Kadınlara karşı özgürlükçü ve geleneksel tutum
Katılımcıların toplumsal cinsiyet algılarına bakıldığında kadınlarla ilgili görece özgürlükçü bir tutum var olmakla birlikte geleneksel kalıpların da güçlü bir şekilde etkisini sürdürdüğü anlaşılıyor. Kürtler toplumsal cinsiyetle ilgili konularda Türkiye toplumuna kıyasla daha özgürlükçü bir tutuma sahipler. Bu eğilime sahip gruplar daha çok kendini solda görenler ve HDP seçmenleri. Kendisini sağda görenler ve AK Parti seçmenleri, daha çok geleneksel ve dini meşrulaştırmalar üzerinden kadın ve erkeğin eşit olmadığını ve otoritenin erkekte olması gerektiğini düşünüyor.

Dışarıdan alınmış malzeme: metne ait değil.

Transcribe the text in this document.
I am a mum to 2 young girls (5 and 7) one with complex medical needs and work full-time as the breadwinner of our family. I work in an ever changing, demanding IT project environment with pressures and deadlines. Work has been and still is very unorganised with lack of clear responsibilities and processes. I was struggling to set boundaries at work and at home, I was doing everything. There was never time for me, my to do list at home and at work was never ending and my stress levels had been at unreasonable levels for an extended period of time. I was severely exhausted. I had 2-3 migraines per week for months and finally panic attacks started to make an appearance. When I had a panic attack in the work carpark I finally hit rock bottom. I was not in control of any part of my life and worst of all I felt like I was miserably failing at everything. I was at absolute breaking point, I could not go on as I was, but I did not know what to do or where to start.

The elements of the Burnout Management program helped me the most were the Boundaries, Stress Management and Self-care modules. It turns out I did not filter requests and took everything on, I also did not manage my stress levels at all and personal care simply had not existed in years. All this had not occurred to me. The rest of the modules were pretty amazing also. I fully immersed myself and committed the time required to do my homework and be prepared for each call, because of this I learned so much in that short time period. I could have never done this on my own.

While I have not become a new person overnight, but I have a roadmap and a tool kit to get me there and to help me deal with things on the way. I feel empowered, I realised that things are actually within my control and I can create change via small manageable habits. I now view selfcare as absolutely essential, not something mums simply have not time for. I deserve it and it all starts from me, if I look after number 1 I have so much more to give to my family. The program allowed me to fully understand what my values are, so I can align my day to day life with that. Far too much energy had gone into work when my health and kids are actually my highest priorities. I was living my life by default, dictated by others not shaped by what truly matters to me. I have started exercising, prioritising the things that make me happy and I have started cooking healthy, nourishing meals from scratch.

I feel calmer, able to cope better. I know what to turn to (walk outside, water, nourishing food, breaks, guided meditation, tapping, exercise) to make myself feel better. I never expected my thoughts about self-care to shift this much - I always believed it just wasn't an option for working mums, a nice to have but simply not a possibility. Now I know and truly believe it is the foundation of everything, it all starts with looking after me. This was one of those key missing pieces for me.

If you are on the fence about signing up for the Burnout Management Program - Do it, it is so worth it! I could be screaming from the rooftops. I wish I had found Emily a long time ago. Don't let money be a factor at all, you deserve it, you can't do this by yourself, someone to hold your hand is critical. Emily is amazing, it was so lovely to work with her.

Daha Türkiyeli bir Kürtlük
Ayrıca göç olgusunun Kürtlerin deneyimlerini etkileyen önemli bir faktör olduğu ve “göç kuşaklarıyla” da biçimlenen “daha Türkiyeli” bir Kürtlüğün inşa olduğu görülüyor. Türkiye’nin batısında yaşayan ve orada bir gelecek planlayan Kürtlerin gündemleri, talepleri ve kimliklenme biçimleri giderek değişiyor. Bu durum, Batı’daki Kürtlerle Bölge’deki Kürtleri birbirlerinden farklılaştırıyor.
Kuşak farklılaşması; Din olgusu ve eğitim
Kürtlerin ebeveynleri ile aralarındaki eğitim düzeyi farkı Türkiye’nin geri kalanından ayrışıyor. Katılımcıların eğitim düzeyleri ile ebeveynlerinin eğitim düzeyleri arasındaki makas çok geniş. Bununla birlikte eğitim düzeyi yüksek ebeveynlerin çocukları da diğerlerinden pozitif anlamda ayrışıyorlar. Katılımcıların evlenme yaşı söz konusu olduğunda bekârların hem evlilerle hem de ebeveynleriyle fazlasıyla farklılaştığı görülüyor. Bekârların evlenmek için uygun gördükleri yaş evli katılımcılardan 8, ebeveynlerindense 10 yıl fazla.
Katılımcıların çoğu kendisini Müslüman/Sünni/Şafii olarak tanımlıyor. Ebeveynleri dindar olsa da, bazı katılımcılar ebeveynleri kadar dindar olmadığını ve ibadet etmediğini belirtiyor. Bu açıdan önceki kuşağa kıyasla dindarlığın farklılaştığı ve azalma yönünde bir değişimin yaşandığı bununla birlikte gençlerde dindarlık içinde de daha eleştirel bir tutumun geliştiği söylenebilir.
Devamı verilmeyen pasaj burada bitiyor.